Any Director may, in accordance with the conditions provided for by law, participate remotely in a meeting of the Board using a means of electronic communication indicated by the Association. With regard to compliance with the quorum and majority conditions, Directors who participate in this way in a meeting of the Board are deemed to be present at the place where the meeting is held.
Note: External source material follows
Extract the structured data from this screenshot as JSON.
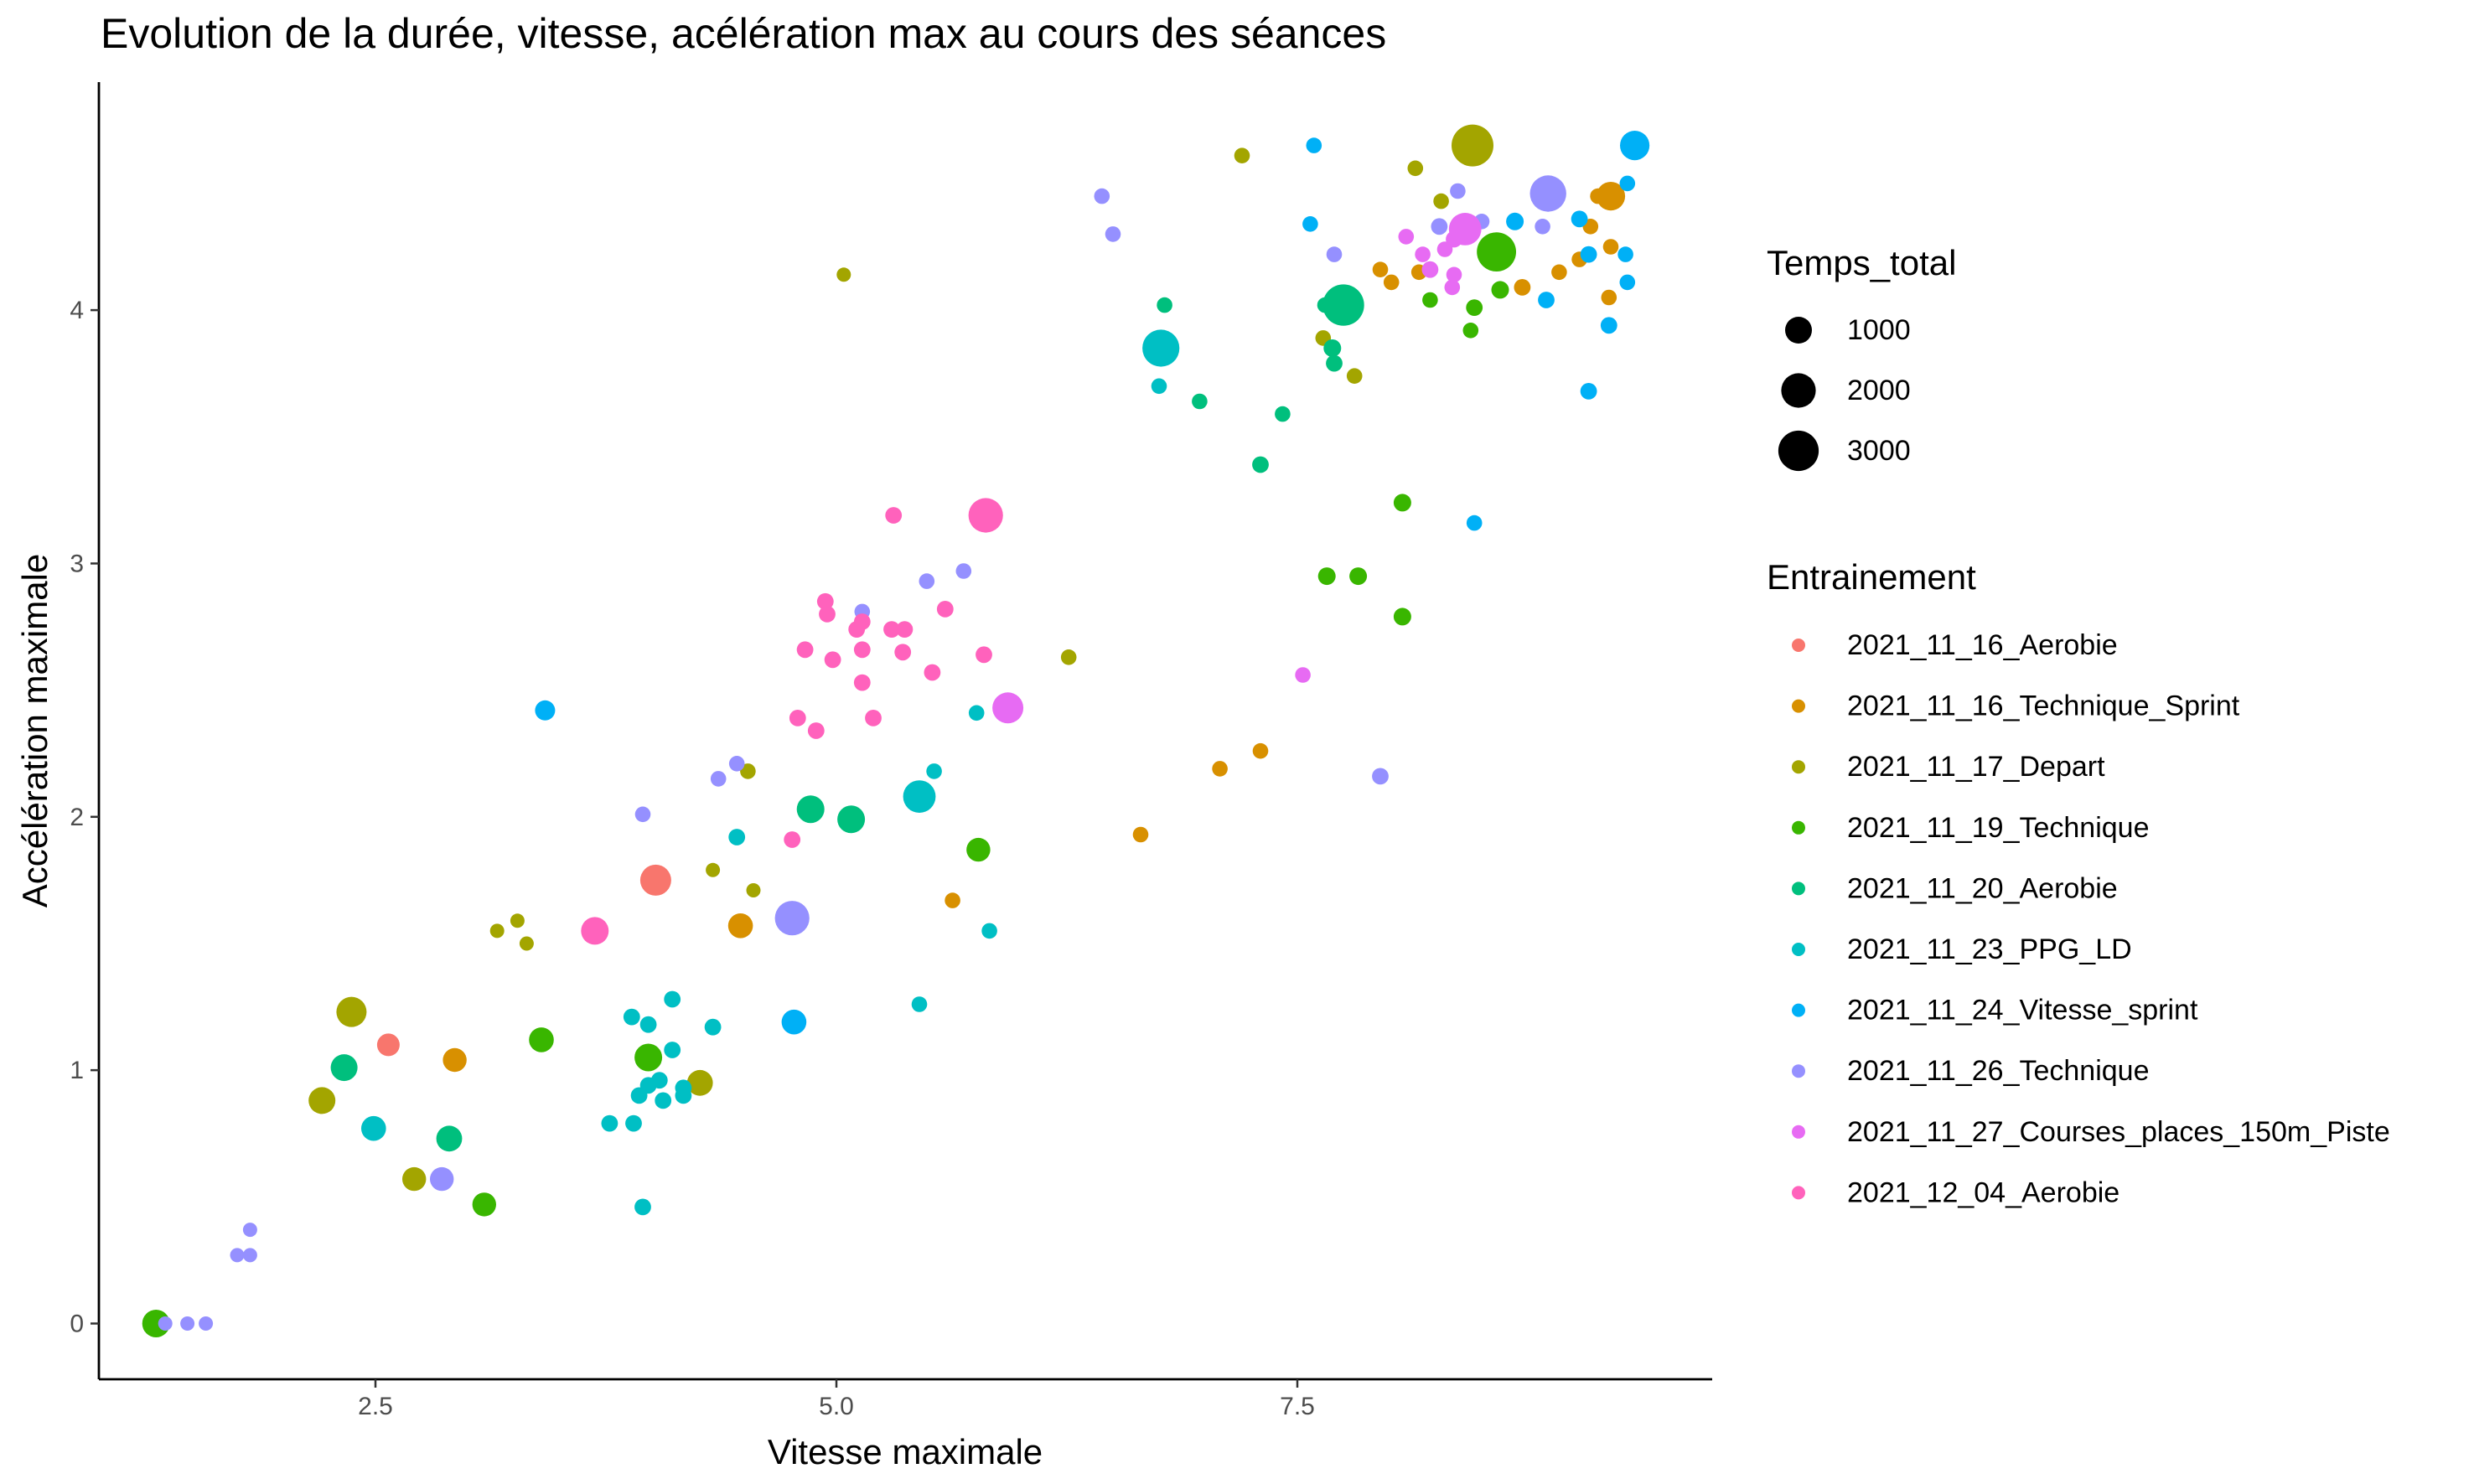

The Directors can, unanimously and in writing, take all the resolutions that fall under the powers of the Board. In this case, the convening formalities do not have to be completed. Written consent may result from several writings and may be given by letter, fax or e-mail.

Article 20.

Board resolutions are recorded in a register signed and kept by the Secretary, who will keep it available to Effective Members of the Association, upon simple written and motivated request addressed to the Board, but without moving the register.

Article 21.

All acts which commit the Association are, except in the event of a special proxy, signed by the President, the Treasurer or the Secretary, each of them acting by his individual signature, or by the joint signature of two Vice-Presidents; these persons do not have to justify towards third parties of the powers conferred for this purpose.

Article 22.

Legal actions both as plaintiff and defendant are monitored by the Board, represented by its President or a Director designated for this purpose by him.

  1. Budgets, accounts

Article 23.

The financial year begins on January 1st of each year and ends on December 31st of the same year. Each year, the Treasurer is required to submit the accounts for the past financial year and the budget for the following financial year to the Board for approval. The Board will, in turn, submit the balance sheet and budget to the General assembly for approval.

  1. General provisions

Article 24.

Everything that is not provided for in these Statutes and in particular the publications to be made to annexes to the Belgian Official Gazette will be settled in accordance with the provisions of Belgian law.